Il fut un temps où le cinéma du réel était l’origine même du cinéma et le cinéma même (Marey, Les Lumière, les « archives de la planète », Flaherty, Vigo). Où se fondait une, des esthétiques de la représentation, une mise en scène plus ou moins distanciée des gestes, du travail, des conflits, des « rapports de classe », de l’histoire, des cultures.
Il fut un temps où certains dynamitaient les codes et proposaient des visions inédites de la « réalité », Moholy Nagy, Vertov, Ruttmann, Ivens…
Les vertiges de la classification
Puis tout s’est rangé progressivement dans les tiroirs des catégorisations encyclopédiques : ici le septième art, fiction noble et son avers le cinéma représentatif industriel, « l’entertainment du samedi soir ». Là, l’expérimental, maudit, artisanal, amateur, ses chapelles, ses cénacles, ses lieux secrets. S’émancipant de ses primes vocations de propagande et didactique sociale ou coloniale, le cinéma anthropologique et sociologique, puis ses épigones militants quand vint l’heure des contestations radicales…
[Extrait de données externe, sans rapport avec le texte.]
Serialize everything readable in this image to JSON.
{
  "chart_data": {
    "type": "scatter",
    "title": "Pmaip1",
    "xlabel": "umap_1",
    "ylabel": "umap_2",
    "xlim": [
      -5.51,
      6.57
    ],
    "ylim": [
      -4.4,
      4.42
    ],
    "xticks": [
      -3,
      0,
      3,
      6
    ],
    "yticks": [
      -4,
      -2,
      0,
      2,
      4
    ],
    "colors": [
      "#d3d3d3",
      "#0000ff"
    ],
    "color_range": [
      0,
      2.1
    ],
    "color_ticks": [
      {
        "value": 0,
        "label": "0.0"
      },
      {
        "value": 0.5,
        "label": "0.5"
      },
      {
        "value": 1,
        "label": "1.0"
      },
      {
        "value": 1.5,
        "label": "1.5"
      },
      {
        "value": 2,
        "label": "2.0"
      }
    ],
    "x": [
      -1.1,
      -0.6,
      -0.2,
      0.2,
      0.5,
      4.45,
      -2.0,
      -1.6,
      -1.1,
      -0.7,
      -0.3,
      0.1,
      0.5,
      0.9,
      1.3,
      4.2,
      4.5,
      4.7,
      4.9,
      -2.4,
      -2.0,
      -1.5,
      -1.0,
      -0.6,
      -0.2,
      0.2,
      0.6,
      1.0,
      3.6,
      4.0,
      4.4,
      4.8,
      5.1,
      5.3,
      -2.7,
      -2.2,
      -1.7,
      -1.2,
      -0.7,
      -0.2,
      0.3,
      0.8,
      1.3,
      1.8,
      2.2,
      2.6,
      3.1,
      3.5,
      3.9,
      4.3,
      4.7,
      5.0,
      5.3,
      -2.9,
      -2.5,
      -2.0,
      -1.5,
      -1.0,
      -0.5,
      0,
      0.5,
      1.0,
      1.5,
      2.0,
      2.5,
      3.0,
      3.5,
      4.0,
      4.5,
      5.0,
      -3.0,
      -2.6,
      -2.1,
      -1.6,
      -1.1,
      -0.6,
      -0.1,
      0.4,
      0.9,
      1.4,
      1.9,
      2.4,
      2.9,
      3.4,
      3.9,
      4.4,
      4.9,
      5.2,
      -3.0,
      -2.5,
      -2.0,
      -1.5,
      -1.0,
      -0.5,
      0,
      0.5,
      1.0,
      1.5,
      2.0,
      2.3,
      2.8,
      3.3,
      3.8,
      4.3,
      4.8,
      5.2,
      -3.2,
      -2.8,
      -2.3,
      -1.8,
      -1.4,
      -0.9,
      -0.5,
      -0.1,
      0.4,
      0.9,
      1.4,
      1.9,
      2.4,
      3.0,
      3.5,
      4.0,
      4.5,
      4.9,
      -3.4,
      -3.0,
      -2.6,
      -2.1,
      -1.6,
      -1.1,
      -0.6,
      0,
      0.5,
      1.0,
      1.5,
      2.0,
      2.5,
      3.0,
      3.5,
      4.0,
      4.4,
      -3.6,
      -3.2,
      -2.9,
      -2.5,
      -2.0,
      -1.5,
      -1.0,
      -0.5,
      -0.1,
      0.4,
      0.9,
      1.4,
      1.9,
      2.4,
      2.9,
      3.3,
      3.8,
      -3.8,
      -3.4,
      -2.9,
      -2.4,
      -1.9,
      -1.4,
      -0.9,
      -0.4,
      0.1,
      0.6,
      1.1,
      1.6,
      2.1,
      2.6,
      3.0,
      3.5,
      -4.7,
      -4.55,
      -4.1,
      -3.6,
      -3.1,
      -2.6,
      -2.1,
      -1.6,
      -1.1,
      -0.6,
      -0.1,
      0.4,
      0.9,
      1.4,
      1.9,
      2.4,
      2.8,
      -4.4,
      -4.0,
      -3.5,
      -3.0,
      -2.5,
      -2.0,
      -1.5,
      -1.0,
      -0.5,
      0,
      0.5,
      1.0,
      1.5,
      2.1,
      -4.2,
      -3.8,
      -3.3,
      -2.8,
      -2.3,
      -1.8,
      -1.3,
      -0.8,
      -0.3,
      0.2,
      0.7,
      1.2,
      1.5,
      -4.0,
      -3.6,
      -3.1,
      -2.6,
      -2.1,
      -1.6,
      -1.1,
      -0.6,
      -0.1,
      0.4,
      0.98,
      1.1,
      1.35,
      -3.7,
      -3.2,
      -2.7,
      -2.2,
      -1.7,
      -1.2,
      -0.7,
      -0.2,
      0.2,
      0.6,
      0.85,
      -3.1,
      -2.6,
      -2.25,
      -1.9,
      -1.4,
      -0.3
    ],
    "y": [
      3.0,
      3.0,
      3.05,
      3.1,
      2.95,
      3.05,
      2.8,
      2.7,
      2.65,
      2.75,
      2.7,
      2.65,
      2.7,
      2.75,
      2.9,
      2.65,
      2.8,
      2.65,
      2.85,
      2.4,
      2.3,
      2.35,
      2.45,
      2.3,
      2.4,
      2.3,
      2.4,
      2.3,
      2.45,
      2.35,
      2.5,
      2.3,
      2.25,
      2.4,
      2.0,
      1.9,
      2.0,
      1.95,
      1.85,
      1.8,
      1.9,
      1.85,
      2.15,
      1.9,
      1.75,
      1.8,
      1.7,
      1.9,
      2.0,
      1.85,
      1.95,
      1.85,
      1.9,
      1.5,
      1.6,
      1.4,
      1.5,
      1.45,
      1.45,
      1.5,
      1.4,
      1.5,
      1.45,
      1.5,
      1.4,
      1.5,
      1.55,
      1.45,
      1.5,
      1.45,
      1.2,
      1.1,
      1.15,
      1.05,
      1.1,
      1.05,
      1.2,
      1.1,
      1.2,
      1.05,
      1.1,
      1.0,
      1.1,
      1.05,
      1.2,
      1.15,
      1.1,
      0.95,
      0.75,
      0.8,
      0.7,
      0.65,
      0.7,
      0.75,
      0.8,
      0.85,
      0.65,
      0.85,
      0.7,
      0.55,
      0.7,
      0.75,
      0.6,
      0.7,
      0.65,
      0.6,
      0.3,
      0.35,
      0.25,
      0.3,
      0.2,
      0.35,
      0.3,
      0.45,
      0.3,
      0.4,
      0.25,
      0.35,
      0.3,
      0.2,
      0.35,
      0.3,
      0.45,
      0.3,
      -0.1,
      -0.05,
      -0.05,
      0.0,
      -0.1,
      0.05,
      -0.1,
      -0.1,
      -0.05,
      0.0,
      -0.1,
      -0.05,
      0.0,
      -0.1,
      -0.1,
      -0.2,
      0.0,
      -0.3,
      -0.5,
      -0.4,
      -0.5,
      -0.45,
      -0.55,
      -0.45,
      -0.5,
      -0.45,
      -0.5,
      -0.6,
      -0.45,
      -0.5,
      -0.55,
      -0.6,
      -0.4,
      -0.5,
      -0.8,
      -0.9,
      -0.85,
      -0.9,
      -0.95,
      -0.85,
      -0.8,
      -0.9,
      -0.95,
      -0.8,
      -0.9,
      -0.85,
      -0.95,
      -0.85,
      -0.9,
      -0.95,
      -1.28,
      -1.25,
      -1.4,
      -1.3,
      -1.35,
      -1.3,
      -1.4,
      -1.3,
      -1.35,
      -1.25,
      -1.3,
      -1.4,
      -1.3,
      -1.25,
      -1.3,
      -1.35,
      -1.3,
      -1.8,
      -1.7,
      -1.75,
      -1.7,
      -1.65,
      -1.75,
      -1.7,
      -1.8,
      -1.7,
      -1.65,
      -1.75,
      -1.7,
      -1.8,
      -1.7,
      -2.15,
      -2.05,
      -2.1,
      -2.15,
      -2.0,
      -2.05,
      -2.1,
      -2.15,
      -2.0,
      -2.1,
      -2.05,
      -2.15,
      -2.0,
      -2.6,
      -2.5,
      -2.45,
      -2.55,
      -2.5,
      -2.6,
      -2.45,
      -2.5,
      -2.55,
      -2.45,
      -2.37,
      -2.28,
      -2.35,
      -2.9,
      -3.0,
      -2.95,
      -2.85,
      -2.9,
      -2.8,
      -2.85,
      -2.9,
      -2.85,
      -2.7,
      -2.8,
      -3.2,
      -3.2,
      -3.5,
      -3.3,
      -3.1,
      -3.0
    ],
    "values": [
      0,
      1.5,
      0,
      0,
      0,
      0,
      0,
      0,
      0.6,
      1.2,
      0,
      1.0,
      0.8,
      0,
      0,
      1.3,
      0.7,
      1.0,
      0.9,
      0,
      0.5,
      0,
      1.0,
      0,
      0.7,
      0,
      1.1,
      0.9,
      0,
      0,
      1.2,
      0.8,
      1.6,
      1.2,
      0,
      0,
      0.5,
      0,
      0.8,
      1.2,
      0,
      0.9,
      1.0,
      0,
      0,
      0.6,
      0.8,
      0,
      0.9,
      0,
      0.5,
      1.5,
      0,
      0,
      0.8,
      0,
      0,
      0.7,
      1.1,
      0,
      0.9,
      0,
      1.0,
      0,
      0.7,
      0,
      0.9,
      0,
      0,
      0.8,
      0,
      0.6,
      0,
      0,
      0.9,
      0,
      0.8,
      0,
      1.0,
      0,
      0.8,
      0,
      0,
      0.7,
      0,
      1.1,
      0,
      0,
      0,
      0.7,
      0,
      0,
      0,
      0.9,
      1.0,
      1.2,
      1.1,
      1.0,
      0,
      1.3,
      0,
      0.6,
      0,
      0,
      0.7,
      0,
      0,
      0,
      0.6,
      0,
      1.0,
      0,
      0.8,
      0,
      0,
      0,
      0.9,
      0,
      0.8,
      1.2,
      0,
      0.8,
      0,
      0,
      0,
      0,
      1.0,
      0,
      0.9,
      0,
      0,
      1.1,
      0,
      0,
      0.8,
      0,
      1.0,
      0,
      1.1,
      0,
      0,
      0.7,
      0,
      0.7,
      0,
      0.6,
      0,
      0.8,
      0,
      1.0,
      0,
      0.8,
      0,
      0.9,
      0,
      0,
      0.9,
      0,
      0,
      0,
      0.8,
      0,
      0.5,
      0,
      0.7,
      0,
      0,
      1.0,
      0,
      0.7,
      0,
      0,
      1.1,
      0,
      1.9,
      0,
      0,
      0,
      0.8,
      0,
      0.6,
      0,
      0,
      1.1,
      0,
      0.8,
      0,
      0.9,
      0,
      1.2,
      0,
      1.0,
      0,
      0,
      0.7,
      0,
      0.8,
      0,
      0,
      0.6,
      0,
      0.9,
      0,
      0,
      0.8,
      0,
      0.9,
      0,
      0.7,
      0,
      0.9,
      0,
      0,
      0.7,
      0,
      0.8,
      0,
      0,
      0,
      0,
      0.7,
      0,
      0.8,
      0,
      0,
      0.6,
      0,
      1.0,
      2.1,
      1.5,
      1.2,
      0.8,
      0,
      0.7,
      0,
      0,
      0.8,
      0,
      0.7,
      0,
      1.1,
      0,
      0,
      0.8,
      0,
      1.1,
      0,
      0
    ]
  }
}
Depuis une petite quinzaine d’années, on prétend que le (cinéma) documentaire a le vent en poupe. Mais il reste toujours difficile en l’occurrence de faire le partage en ce qui relève « de la demande de sens » estimé d’un public (qui plébiscite généralement films animaliers, magazines de « société », voire films d’histoire(s) et d’archives), une industrie de programmes qui a besoin de flux et de quelques alibis culturels, des auteurs de plus en nombreux souhaitant s’investir dans ces représentations du « réel ».
Vous avez dit création ?
Quand une chaîne se préoccupe de « case documentaire », elle privilégie le plus souvent un thème et un indice d’audience plutôt que la « signature » d’un auteur. Lequel a les plus grandes chances de ne pas être cité par la presse télévision qui s’en fait l’écho…
Il est pourtant un joli terme devenu commun pour se distinguer du tout venant et surtout se démarquer, des news, magazines, reportages et autres films de commande et institutionnels : celui de documentaire de création. Au document et son « commentaire » s’ajoute cette valorisation, cette distinction censée faire œuvre, du moins afficher une ambition d’écriture, de mise en scène, de dispositif, de relation, de lien qui la distingue d’un enregistrement brut de réel, d’un simple « rapport » de la « réalité”.
Par son histoire, ses engagements, ses préoccupations majeures, ses thèmes, le cinéma documentaire (bon nombre de ses auteurs, son public) se méfie parfois à juste titre d’une tentation esthétisante considérée souvent comme un maniérisme ou un formalisme, une pose ego centrée.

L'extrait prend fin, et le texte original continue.